Luca Cari ha esordito, ricordando che “siamo sui social da agosto ma siamo abituati alla comunicazione in emergenza: è diverso solo lo strumento e con Twitter si può comunicare tempestivamente”. L’esperienza dei Vigili del Fuoco è partita con “il terremoto nell’Italia centrale che ci ha fatto scendere in campo subito” e ha fatto rapidamente crescere l’account che “solo nel mese di novembre ha totalizzato oltre 1,6 milioni di visualizzazioni”, ha raccontato. Cari ha raccontato come viene gestito il profilo in emergenza: “C’è grande interesse per notizie in tempo reale, utilissime ad esempio per tranquillizzare le persone”, ha detto mostrando alcuni esempi di tweet lanciati durante il terremoto dell’ottobre scorso. E per il futuro “stiamo realizzando app con persone certificate sparse sul territorio per capire e gestire meglio le soluzioni sul territorio e ora stiamo già sperimentando app con la Federazione italiana motociclistiche per avere informazioni dirette e utili in caso si trovino sul luogo di un’emergenza”, ha concluso Luca Cari.

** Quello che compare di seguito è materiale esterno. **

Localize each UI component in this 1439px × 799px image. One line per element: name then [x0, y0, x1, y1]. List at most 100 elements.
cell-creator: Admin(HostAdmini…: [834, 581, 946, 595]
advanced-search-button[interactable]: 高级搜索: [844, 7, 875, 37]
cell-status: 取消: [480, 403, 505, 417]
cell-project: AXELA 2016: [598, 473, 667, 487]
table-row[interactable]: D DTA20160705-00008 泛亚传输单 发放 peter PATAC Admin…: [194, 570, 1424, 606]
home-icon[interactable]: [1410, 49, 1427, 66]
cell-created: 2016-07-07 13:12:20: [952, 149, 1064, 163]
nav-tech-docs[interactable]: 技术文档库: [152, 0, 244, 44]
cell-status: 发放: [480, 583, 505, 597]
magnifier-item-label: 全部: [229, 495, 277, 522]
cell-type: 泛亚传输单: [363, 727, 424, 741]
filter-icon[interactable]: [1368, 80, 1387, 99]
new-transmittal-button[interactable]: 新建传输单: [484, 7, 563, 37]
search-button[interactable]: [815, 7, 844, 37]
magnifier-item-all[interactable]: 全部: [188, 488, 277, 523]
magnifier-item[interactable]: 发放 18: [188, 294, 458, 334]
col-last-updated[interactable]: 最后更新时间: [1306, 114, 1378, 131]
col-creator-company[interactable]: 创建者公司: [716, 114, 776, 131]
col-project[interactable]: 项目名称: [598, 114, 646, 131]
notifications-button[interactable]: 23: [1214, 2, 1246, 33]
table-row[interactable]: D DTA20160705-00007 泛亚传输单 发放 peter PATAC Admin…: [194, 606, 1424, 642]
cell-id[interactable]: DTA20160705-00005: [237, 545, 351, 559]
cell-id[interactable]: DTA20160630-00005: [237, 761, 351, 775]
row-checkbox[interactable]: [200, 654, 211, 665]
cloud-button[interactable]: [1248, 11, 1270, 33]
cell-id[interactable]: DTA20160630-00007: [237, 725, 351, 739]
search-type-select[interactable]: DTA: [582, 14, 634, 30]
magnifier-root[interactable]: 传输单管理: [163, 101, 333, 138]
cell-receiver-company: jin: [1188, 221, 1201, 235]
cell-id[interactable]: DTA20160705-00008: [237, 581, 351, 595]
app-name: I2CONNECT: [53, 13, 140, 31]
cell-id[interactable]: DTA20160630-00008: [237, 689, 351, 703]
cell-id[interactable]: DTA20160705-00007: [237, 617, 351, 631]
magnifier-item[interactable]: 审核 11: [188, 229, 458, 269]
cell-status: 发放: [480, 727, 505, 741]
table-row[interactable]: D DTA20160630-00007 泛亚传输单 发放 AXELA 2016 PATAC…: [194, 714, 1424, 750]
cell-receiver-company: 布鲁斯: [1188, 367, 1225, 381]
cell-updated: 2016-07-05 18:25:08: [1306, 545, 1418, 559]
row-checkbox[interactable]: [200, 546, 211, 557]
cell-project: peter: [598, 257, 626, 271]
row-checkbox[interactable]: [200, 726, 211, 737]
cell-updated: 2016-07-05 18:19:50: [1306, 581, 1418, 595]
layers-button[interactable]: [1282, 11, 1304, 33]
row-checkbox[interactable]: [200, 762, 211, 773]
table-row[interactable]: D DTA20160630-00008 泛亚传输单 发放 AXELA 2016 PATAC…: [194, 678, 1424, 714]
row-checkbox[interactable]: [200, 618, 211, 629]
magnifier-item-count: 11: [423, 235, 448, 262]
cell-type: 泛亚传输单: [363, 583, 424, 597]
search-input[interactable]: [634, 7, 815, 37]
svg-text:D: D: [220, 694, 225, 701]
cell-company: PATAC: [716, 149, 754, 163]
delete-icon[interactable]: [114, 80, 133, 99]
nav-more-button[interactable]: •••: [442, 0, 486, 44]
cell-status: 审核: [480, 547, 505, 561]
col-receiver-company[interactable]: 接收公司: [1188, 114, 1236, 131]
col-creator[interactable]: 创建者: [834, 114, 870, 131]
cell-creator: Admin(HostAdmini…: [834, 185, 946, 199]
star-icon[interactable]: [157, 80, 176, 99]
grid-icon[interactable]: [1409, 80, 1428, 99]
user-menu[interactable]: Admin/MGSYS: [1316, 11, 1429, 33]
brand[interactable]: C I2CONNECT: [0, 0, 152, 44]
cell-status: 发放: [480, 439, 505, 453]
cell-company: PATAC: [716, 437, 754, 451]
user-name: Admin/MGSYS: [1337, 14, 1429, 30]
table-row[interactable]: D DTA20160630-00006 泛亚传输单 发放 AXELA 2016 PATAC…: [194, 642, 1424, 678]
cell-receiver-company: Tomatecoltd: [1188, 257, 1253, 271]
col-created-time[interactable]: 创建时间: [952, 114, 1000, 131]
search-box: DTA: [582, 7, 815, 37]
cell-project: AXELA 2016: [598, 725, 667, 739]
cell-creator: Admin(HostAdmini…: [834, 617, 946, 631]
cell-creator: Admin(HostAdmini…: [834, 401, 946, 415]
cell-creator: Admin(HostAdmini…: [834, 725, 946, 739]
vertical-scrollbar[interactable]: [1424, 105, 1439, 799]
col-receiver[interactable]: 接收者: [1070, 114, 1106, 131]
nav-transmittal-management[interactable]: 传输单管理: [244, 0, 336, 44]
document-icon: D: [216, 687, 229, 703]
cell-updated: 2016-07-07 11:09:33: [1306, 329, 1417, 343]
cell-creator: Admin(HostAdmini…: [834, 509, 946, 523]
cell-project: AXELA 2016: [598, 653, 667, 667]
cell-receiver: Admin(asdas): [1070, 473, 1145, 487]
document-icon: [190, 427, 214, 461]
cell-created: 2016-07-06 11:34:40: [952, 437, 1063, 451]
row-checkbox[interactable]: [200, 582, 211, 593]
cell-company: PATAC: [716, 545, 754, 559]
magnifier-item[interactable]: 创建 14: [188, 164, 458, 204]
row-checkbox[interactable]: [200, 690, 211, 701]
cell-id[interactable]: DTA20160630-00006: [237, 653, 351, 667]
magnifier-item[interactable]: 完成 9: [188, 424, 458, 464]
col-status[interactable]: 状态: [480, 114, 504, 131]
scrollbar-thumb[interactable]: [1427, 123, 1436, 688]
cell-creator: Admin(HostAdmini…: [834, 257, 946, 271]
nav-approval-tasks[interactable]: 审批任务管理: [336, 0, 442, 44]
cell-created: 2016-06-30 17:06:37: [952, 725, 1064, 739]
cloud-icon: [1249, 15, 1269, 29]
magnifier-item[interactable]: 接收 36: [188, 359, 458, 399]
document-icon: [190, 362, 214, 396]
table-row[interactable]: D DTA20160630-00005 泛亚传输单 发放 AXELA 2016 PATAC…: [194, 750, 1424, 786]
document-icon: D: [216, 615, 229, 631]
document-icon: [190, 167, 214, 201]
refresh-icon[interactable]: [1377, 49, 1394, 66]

L’intervento di Sergio Talamo si è concentrato sul ruolo del comunicatore pubblico che “dovrebbe essere fondamentale al tempo della trasparenza digitale” eppure “chi usa i social nella Pa non è uno smanettone ma una figura professionale che fornisce un servizio importante”. Il cittadino oggi “ha un’occasione eccezionale per passare dal ‘cad’ al ‘cda’, cittadino digitale attivo in cui i social rappresentano una parte essenziale perché non sono solo un nuovo strumento ma una svolta epocale perché ti obbligano a informare in modo trasparente, tempestivo e in tempo reale”, ha sottolineato Talamo. Il dirigente del Formez ha poi analizzato la legge 150 che “è nata quando ancora non c’erano i siti web e dobbiamo avviarci verso una 151 perché ‘evoluzione professionale deve essere accompagnata da un’evoluzione organizzativa e normativa”.